Phone calls between prisoners in Orange County and their lawyers were recorded and accessed. How wide the eavesdropping was remains an open question.

Photo illustration of person using a pay phone
Photo illustration by Elizabeth Brown. Photo from Getty Images.

For those embroiled in the criminal legal system, this may come as no surprise: In January 2018, defense attorney Joel Garson discovered that his client’s phone calls from the Orange County jail had been recorded and listened to by law enforcement.
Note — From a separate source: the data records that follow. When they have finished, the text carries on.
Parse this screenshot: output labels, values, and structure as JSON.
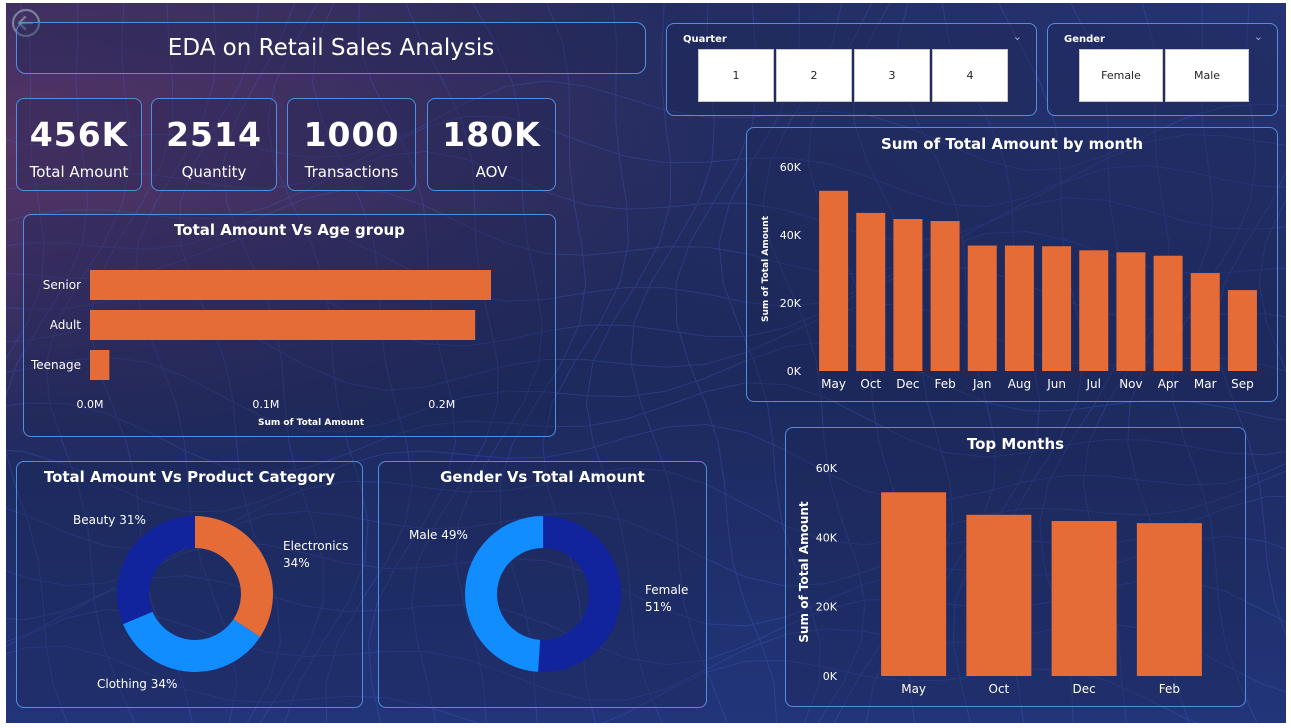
{
  "title": "EDA on Retail Sales Analysis",
  "kpis": [
    {
      "value": "456K",
      "label": "Total Amount"
    },
    {
      "value": "2514",
      "label": "Quantity"
    },
    {
      "value": "1000",
      "label": "Transactions"
    },
    {
      "value": "180K",
      "label": "AOV"
    }
  ],
  "slicers": {
    "quarter": {
      "title": "Quarter",
      "options": [
        "1",
        "2",
        "3",
        "4"
      ]
    },
    "gender": {
      "title": "Gender",
      "options": [
        "Female",
        "Male"
      ]
    }
  },
  "colors": {
    "bar": "#e66c37",
    "donut_dark": "#12239e",
    "donut_light": "#118dff",
    "border": "#4f8fe0"
  },
  "chart_data": [
    {
      "id": "age",
      "type": "bar",
      "orientation": "horizontal",
      "title": "Total Amount Vs Age group",
      "categories": [
        "Senior",
        "Adult",
        "Teenage"
      ],
      "values": [
        228000,
        219000,
        11000
      ],
      "xlabel": "Sum of Total Amount",
      "ticks": [
        0,
        100000,
        200000
      ],
      "tick_labels": [
        "0.0M",
        "0.1M",
        "0.2M"
      ],
      "xlim": [
        0,
        228000
      ],
      "grid": false
    },
    {
      "id": "month",
      "type": "bar",
      "title": "Sum of Total Amount by month",
      "categories": [
        "May",
        "Oct",
        "Dec",
        "Feb",
        "Jan",
        "Aug",
        "Jun",
        "Jul",
        "Nov",
        "Apr",
        "Mar",
        "Sep"
      ],
      "values": [
        53000,
        46500,
        44700,
        44100,
        36900,
        36900,
        36700,
        35500,
        34900,
        33900,
        28800,
        23800
      ],
      "ylabel": "Sum of Total Amount",
      "ticks": [
        0,
        20000,
        40000,
        60000
      ],
      "tick_labels": [
        "0K",
        "20K",
        "40K",
        "60K"
      ],
      "ylim": [
        0,
        60000
      ],
      "grid": false
    },
    {
      "id": "top",
      "type": "bar",
      "title": "Top Months",
      "categories": [
        "May",
        "Oct",
        "Dec",
        "Feb"
      ],
      "values": [
        53000,
        46500,
        44700,
        44100
      ],
      "ylabel": "Sum of Total Amount",
      "ticks": [
        0,
        20000,
        40000,
        60000
      ],
      "tick_labels": [
        "0K",
        "20K",
        "40K",
        "60K"
      ],
      "ylim": [
        0,
        60000
      ],
      "grid": false
    },
    {
      "id": "category",
      "type": "pie",
      "donut": true,
      "title": "Total Amount Vs Product Category",
      "slices": [
        {
          "label": "Electronics",
          "pct_label": "34%",
          "value": 34.3,
          "color": "#e66c37"
        },
        {
          "label": "Clothing",
          "pct_label": "34%",
          "value": 34.4,
          "color": "#118dff"
        },
        {
          "label": "Beauty",
          "pct_label": "31%",
          "value": 31.3,
          "color": "#12239e"
        }
      ]
    },
    {
      "id": "gender",
      "type": "pie",
      "donut": true,
      "title": "Gender Vs Total Amount",
      "slices": [
        {
          "label": "Female",
          "pct_label": "51%",
          "value": 51,
          "color": "#12239e"
        },
        {
          "label": "Male",
          "pct_label": "49%",
          "value": 49,
          "color": "#118dff"
        }
      ]
    }
  ]
}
At the time of the recordings, Garson’s client, Joshua Waring, was pro per, or representing himself, and the trial court had ordered that his calls not be monitored. Garson alerted the court and hearings were held, which led to another discovery—recording went far beyond Waring’s case.

“We learned that it wasn’t just pro per calls that were tape recorded,” Garson told The Appeal. “We found out there were thousands of phone calls to attorneys that were also recorded.”

More than a year later, Orange County defense attorneys are still trying to piece together the scope and potential impact of the jailhouse recordings. Prisoners’ phone calls with their attorneys are understood to be protected by attorney-client privilege, and, in California, it is a felony to listen to or record an incarcerated person’s calls with an attorney. Just this month, assistant public defenders Scott Sanders and Sara Ross filed motions in separate cases with hopes of compelling the courts to help illuminate the breadth of the misconduct.

Ross and Sanders are asking the Orange County Superior Court to help determine how many calls were recorded, whose calls were listened to by law enforcement, and what calls were turned over to the district attorney’s office.

“Whether the cover up is worse than the crime is yet to be determined because a complete understanding of what has taken place remains obscured by the persistent nature of the concealment,” wrote Sanders in his motion.

Whether the cover up is worse than the crime is yet to be determined.

Scott Sanders Assistant Public Defender, Orange County

In January 2015, Global Tel Link Corporation (GTL), Orange County jail’s phone provider, switched over to a new platform called Inmate Call Manager (ICMv). GTL maintained a “do not record” list and a “private” list of numbers that were not to be recorded. It’s unclear why two lists existed, according to Ross’s motion.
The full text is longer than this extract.